ELLIOT DAVIES recounts the torturous tale of the last live gibbeting in England

Gibbeting is a particularly inhuman form of execution from the old world that strikes me as one of the worst possible ways to die.

It involves being suspended outdoors in a body-hugging cage that utterly restricts all movement. There you’re left to the mercy of the crows and the cold. All who were put into a gibbet would leave a skeleton – the flesh having fallen from their bones, their tastiest bits having long since become carrion – perhaps whilst they still drew breath. Not pleasant.

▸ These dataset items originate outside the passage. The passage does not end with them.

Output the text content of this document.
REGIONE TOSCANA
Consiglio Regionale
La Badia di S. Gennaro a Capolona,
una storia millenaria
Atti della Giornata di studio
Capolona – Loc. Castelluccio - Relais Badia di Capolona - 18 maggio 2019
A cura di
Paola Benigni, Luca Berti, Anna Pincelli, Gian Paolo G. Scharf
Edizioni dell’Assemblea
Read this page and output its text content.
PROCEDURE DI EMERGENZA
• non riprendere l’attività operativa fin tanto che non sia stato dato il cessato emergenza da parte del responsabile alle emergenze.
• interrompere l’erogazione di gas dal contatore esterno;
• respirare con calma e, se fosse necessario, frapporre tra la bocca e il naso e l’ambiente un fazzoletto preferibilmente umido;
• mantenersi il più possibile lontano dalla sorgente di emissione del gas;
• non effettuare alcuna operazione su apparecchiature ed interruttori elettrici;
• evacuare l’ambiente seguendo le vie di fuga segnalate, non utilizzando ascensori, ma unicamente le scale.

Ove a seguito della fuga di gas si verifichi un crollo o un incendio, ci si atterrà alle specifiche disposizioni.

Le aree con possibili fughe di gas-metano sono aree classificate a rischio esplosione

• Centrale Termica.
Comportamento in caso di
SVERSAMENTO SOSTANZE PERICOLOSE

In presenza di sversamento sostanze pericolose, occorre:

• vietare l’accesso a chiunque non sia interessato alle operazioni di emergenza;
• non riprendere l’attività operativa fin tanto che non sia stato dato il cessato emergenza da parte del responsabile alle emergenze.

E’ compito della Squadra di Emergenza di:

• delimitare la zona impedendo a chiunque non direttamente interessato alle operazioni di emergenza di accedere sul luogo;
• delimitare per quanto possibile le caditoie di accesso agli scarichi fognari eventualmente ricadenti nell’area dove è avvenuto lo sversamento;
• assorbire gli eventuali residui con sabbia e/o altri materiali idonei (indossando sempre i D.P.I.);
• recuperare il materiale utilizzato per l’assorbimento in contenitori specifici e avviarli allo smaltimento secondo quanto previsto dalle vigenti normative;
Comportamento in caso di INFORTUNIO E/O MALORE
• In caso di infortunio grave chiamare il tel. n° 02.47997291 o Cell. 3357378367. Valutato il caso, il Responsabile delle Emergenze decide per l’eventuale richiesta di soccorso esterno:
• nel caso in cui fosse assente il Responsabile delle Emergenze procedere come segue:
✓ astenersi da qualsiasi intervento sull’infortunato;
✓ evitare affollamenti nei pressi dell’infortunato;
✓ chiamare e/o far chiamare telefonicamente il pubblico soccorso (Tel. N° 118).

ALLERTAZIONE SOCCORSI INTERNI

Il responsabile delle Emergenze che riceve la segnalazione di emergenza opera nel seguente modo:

We know of the last person to ever have been gibbeted alive. It happened in the 1830s in Baslow, directly east of the historic Chatsworth House in Derbyshire.


What is gibbeting?

Our story concerns a vagrant who, cold, tired, hungry and desperate, called into a thatched cottage in Baslow, begging for food. The lady of the house had just finished making breakfast, so the intoxicating scent of fried bacon filled the air. But she told the vagrant, in no uncertain terms, that there was no food for him.

Don’t worry, you’ll stop feeling sorry for this vagrant in a few seconds. Incensed, he forced his way into the house, overpowered the woman, and poured the boiling fat from the bacon directly down her throat. She was scalded to death, and he was promptly arrested and tried for murder. Not pleasant.

He was sentenced to be hung at Gibbet Moor, just off the Baslow/Chesterfield road, to suffer a prolonged and agonising death.

As the unbearable pain of hunger, thirst, cold, exposure and muscle cramp set in, the vagrant began to scream. And scream. And scream. He screamed so loud and so long into the night that he woke the Duke of Devonshire who was, at the time, staying at the nearby Chatsworth House.

The Duke was so disturbed by the screams that he enacted laws to prohibit the awful act of gibbeting. The vagrant was thus the last person to ever die by gibbeting in England. His name is unfortunately lost forever, but some say that his screams can still be heard up at Gibbet Moor.

Gibbeted: An example of a gibbet cage.

Hiker reports ghostly screams from the gibbet

In 1992, a hiker by the name of Jane Townsend reported to have heard these unearthly, horrifying screams, yet this sad tale apparently created two ghosts. The vagrant’s uncharitable and unfortunate victim reportedly sits at the bedside in the master room of her cottage.

The late Edgar Osbourne, a Chatsworth House archivist, even claimed to have been soothed by this spirit when bedridden by illness. Is she giving the charity which, when refused in her life, caused her death?

This undeniably tragic tale left its mark on the land in the form of one spirit condemned to endless torment, another obliged to offer endless charity and, above all, in the ultimate prohibition of the inhuman practice of gibbeting.

Where can you see a gibbet?

The gibbet itself can be seen in the Vernon Gatehouse in Derby. They’ve put a rubber skeleton in there, which sort of makes the whole thing look a tad ridiculous, but still. Not pleasant.